Huck and Rasul “Matched fundraising: Evidence from a natural field experiment,” J Public Econ 2011 • Karlan and List need additional controls to make their claims • The very fact of a leadership grant conveys information • Conditions • C: Contol, No mention of leadership gift • L: Leadership gift mentioned, but not match • M1: L + a 0.5 to 1 match is stated • M2 : L + a 1 to 1 match is stated • C vs L isolate the effect of a leadership gift • L vs M1 and M2 isolate the effect of match
Huck and Rasul Findings: • All the increase is due to the Leadership gift • Matches actually have a dominating income effect • Higher matches lower d • That is, g is inelastic wrt p. • Charities would be better off just announcing the lead gift and having no match. • Marginal-illusion? • Narrow budgeting?
Caveats to Both Experiments 1. Special sample. • Karlan and List: Lefty U.S. political organization • Huck and Rasul: German opera patrons giving to poor people 2. Self-selected for treatment • Impossible to know who opens the envelope • Is opening correlated with the openness to be influenced by the treatment? • Does this mean other methods that can measure the effect of the treatment on the treated could get different results?
2. Charity Markets
Theory Correa and Yildirim (2011) “A Theory of Charitable Fund-raising with Costly Solicitations” • Full integration and generalization of • Andreoni (1998) on Leadership Giving • Andreoni and Payne (2003) on “latent” supply of fund raising • Andreoni and McGuire (1993) on identifying free riders • Givers must be asked before they give • The charity commits to a fund drive at cost C • Charity selects a set S of potential donors to solicit Result: • Charity can select set S and fundraising goal that is successfully reached. • Crowding out is incomplete because charities alter fundraising in response to government grants.
Crowding out in Canada Andreoni and Payne 2011b, “Crowding out Charitable Contributions in Canada: New Knowledge from the North.” • Data from over 6000 Canadian charities for 15 years • Sources of revenue 1. Tax Receipted gifts 2. “Revenue from fundraising events,” e.g. galas, runs 3. Foundations and other charities 4. Government grants • Excellent demographic data • Instruments on political representation
Crowding out in Canada Findings • As with prior studies, overall crowding out is high • almost 100% • But, individual donors are crowded in • Using grants as signals? • Only give less because fundraising falls • Fundraising events are reduced by the charity • Most onerous form of fundraising? • Foundations and other charities are crowded out by grants. • Best informed givers?

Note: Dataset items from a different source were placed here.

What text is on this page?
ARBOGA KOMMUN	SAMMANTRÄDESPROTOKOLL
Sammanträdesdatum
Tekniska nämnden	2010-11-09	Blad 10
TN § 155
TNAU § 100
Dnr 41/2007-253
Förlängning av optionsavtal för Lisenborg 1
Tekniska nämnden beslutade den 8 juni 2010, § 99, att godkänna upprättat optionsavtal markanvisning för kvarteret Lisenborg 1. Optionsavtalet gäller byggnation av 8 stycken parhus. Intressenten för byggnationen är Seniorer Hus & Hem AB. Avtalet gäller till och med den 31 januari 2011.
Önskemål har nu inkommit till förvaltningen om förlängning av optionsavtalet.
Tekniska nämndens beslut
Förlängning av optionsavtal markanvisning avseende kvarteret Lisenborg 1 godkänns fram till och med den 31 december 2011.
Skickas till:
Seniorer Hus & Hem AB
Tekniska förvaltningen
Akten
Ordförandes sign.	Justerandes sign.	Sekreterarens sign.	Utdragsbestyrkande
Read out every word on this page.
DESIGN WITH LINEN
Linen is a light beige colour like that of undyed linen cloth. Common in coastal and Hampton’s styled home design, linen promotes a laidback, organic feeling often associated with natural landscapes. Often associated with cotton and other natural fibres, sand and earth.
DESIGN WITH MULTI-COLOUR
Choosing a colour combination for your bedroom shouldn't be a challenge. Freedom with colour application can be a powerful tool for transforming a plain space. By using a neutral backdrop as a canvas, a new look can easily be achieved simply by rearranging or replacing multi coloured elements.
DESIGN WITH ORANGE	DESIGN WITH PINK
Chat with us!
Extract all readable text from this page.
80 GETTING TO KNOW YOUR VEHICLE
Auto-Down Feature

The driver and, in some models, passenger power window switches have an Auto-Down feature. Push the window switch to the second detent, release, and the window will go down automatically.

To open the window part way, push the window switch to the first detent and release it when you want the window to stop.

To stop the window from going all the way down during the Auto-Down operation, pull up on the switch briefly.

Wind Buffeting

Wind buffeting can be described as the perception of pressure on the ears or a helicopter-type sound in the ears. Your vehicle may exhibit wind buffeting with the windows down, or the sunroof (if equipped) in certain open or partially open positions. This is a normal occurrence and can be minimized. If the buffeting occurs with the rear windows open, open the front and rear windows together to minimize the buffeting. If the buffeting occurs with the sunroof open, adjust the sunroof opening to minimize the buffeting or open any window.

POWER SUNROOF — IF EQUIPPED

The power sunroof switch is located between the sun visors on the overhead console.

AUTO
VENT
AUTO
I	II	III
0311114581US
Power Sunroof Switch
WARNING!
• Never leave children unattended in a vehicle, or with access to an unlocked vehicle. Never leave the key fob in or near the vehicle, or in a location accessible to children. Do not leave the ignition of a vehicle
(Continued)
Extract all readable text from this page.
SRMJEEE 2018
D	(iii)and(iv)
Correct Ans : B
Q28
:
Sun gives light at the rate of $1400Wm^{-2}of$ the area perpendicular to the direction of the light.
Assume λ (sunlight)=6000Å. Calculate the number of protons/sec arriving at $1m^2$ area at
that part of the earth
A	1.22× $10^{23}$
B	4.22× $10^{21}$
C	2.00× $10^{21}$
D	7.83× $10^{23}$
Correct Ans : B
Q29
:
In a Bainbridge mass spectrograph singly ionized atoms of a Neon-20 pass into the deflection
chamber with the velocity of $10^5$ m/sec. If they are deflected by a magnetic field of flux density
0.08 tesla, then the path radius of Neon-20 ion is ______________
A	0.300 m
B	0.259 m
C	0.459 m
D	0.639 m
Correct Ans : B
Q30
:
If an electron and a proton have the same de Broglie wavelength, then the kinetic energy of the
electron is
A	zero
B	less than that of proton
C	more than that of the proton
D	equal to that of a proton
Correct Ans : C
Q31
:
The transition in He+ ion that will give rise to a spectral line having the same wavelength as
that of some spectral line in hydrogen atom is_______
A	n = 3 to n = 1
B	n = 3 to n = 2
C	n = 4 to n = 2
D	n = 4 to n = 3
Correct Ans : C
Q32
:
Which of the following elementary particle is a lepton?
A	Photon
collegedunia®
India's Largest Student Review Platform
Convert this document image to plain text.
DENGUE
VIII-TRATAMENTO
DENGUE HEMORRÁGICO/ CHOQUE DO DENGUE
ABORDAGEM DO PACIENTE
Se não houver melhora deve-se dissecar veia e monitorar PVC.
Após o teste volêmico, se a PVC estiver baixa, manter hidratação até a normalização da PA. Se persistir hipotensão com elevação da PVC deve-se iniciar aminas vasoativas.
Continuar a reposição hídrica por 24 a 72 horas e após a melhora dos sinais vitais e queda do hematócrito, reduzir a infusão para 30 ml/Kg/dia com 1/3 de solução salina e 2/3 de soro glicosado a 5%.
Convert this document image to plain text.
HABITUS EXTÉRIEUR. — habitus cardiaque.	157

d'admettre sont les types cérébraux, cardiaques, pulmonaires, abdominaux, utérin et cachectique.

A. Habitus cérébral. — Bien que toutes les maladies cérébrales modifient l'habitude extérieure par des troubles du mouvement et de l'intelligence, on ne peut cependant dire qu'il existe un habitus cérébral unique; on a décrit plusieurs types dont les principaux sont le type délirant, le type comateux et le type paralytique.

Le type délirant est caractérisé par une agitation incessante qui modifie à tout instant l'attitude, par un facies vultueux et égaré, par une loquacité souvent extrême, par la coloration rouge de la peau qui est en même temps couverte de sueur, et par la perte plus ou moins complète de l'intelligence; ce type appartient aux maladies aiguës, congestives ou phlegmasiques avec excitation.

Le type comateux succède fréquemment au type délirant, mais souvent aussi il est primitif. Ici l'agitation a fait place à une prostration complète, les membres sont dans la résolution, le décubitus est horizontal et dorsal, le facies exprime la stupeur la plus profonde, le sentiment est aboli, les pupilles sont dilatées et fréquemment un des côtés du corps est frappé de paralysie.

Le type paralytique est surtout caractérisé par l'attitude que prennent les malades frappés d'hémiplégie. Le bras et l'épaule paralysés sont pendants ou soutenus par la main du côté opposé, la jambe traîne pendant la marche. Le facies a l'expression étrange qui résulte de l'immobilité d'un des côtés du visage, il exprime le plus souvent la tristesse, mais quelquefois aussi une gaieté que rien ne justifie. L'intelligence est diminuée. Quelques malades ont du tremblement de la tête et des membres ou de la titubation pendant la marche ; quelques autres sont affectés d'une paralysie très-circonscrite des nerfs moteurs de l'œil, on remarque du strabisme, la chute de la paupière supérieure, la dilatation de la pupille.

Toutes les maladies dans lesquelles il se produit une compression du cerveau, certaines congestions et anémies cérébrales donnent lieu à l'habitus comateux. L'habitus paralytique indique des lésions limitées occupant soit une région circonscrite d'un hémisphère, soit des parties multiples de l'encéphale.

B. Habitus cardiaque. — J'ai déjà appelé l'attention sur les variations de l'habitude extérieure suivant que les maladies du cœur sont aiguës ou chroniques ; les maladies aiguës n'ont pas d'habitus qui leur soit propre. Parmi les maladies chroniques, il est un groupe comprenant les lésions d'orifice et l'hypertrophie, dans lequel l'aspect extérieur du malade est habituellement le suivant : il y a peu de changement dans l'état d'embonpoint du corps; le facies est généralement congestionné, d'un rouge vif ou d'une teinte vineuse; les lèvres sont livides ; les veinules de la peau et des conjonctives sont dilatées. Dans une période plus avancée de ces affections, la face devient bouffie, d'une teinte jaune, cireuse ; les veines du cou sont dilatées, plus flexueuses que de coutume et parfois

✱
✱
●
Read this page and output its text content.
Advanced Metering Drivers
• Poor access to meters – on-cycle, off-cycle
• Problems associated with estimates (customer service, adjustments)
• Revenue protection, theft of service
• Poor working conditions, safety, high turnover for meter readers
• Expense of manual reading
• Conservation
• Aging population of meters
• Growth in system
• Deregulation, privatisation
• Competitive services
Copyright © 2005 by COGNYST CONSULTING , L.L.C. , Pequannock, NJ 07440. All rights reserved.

Crowding out in Canada In Sum: 1. Individuals may use grants as signals of quality • Explains crowding in 2. Foundations may see grants as a reason to go elsewhere. • They are typically better informed givers. • Illustrates the important new power of foundations 3. Charities may see grants as a reason to reduce fundraising • Supports model assumptions that charities see fundraising as a necessary but unpleasant activity.